My career as a singer has encompassed many different styles of music: theater, pops, opera, oratorio, liturgical and cabaret, plus more than a few Temple High Holy Days. I haven’t sung in a rock band yet, but who knows? Each type of music requires a slightly (sometimes dramatically) different vocal technique. Even within the same style, different conductors can have vastly different tastes.

Since moving to Chicago in 1996, I have worked primarily as a choral bass, in contrast to my prior background as a solo baritone. This has necessitated that I expand my range downward (I use my low D’s frequently). I also have taken much of the “ring” out of the voice, in order to blend in the choral setting. These were not so much conscious choices, as pragmatic adaptations to the requirements of each gig.

Then, last week I had a coaching session with Patrick Sinozich, a friend and colleague from Grant Park Chorus and Chicago Gay Men’s Chorus. He is a brilliant diagnostician and a constructive and supportive tutor.
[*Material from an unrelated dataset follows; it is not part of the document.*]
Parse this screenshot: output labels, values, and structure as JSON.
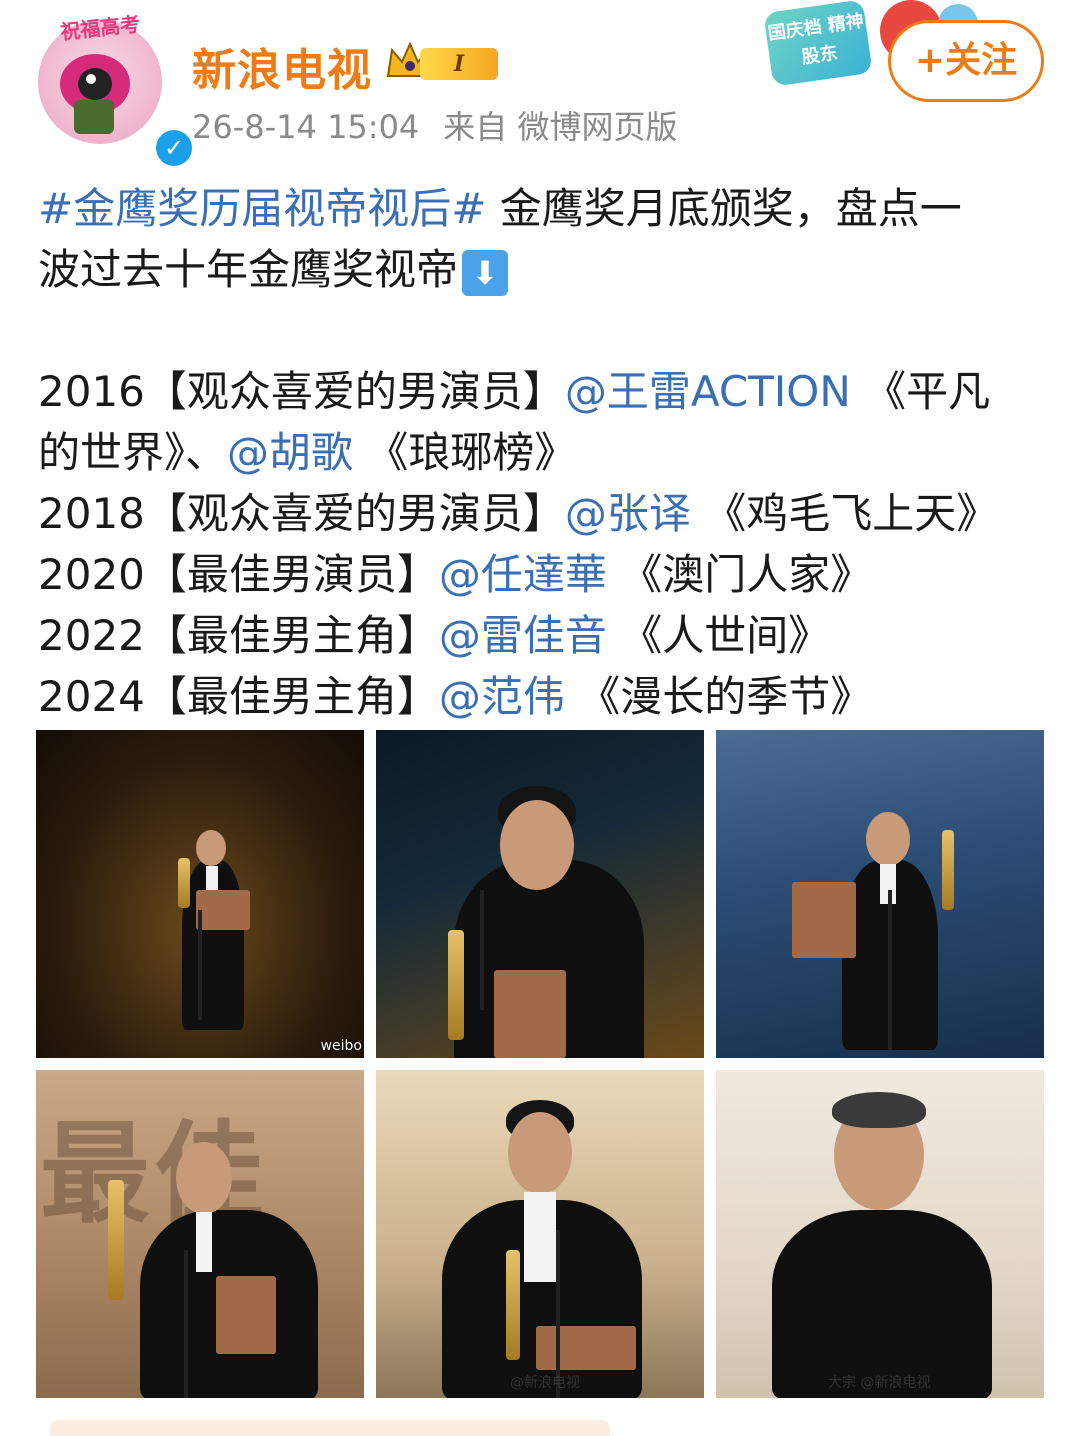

He immediately identified the techniques that I had adapted (rightly or wrongly) for choral singing which were not my best voice for solo singing. Specifically, he was missing the ring in my voice.

As we worked, my singing improved in quantum leaps. I was seeing improvements immediately that singers study voice for years to achieve, simply by changing my thinking about how I was singing. Everything became easier, particularly the high notes. It physically felt better, always a good sign in singing. It was much more fun for me, and probably much more fun to listen to, if only because I was enjoying singing more.

I was not discovering a new way to sing, but reconnecting with the way I used to sing. It had been so many years since I had sung that way; I had come to believe I couldn’t do it anymore. I thought age (and martinis) had robbed me of my ability to sing with that ease and clarity of tone. My voice is obviously a little different from what it was years ago, but its essence has remained remarkably constant.

Singing this way brought back a flood of memories, like having my life flash before my eyes. I remembered who I had been in my prior life. (That may sound like Shirley MacLaine talking, but it’s true). I remembered roles, performances, venues, mentors, directors, conductors, coaches, and even extremely patient choreographers. I remembered the friendships I made. All happy memories.

Over the years, there have been some who liked my singing, and some who disliked it. I tried to develop as versatile a technique as possible, so that I could be useful in as many situations as possible. I always prided myself on being able to provide whatever was required by the impresario del giorno.

But attempts at versatility ignore that fact that my voice is what it is. I may try to vary it: larynx up or down, brighter or darker tone, louder or softer, more or less vibrato, crisper consonants or more legato. In the end, the essence of my voice remains more or less the same. And that’s OK. Actually, that’s pretty special.

Reconnecting to the past has been very centering. Reconnecting to a happy past has been particularly edifying, like a warm homecoming. Plus, reunion with my prior self is enabling a much more confident approach to the future. Thank you for that, Patrick.

Now, I’m going through my closet, trying on clothes I haven’t worn in a long time. Some of them look pretty good.